You get out of this summer what you put into it
Like most any opportunity, students will get out of the summer what they put into it. Those who work hard on their projects, ask questions, delve into the subject and reflect on what they are doing and why they are doing it, will learn a great deal. They will gain self-insight about what they like (or don’t like) to do. They may get strong recommendations from their mentors for graduate school or jobs. Participants can develop good communication skills, which will benefit them throughout their careers. Mentors and co-mentors expect students will commit themselves fully to the research.
SFP programs are designed to be an educational and professional research experience. Students should devote full effort to the project during the ten-week period and should not hold other jobs, take classes, etc. Students should have their own small projects that are part of the ongoing research in the mentor’s lab. Students should become colleagues with other members of the group.
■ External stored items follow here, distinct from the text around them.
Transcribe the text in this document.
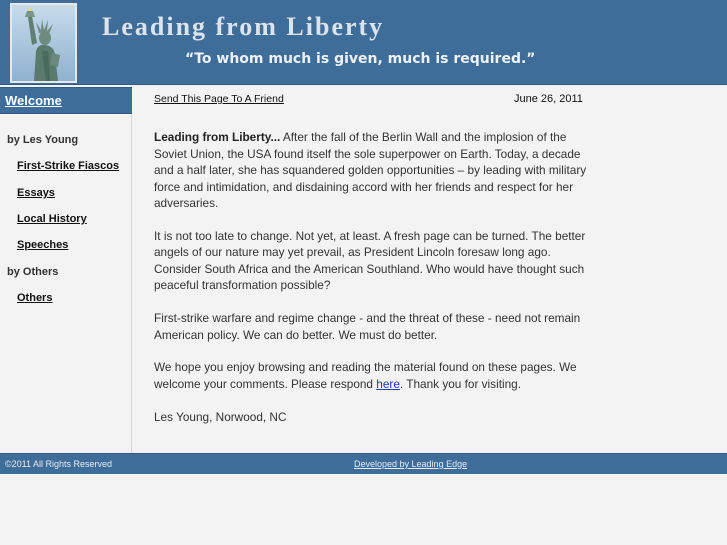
Leading from Liberty
“To whom much is given, much is required.”
Welcome
by Les Young
First-Strike Fiascos
Essays
Local History
Speeches
by Others
Others
Send This Page To A Friend	June 26, 2011

Leading from Liberty... After the fall of the Berlin Wall and the implosion of the Soviet Union, the USA found itself the sole superpower on Earth. Today, a decade and a half later, she has squandered golden opportunities – by leading with military force and intimidation, and disdaining accord with her friends and respect for her adversaries.

It is not too late to change. Not yet, at least. A fresh page can be turned. The better angels of our nature may yet prevail, as President Lincoln foresaw long ago. Consider South Africa and the American Southland. Who would have thought such peaceful transformation possible?

First-strike warfare and regime change - and the threat of these - need not remain American policy. We can do better. We must do better.

We hope you enjoy browsing and reading the material found on these pages. We welcome your comments. Please respond here. Thank you for visiting.

Les Young, Norwood, NC

©2011 All Rights Reserved	Developed by Leading Edge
Students are expected to participate fully in the life of the research group, respect the work of all members of the group, and attend and participate in group meetings or other gatherings. Students should work as much and as long as other members of the group work. Often students work directly with a co-mentor, a graduate student, postdoctoral scholar, or a member of the technical staff at JPL, who will provide day-to-day supervision. The co-mentor’s responsibility is to guide and assist the student, provide expertise, and answer questions. Students SHOULD NOT work from home, their room, or any other location on a regular basis.
Students should ask questions! For most students, this summer is an introduction to research. It is a chance to learn a lot, and it is important to ask questions about things you don’t understand. Participants should also communicate their expectations to their mentors and/or co-mentors, just as mentors/co-mentors should discuss expectations with students. Most problems that arise during the summer come from misaligned expectations.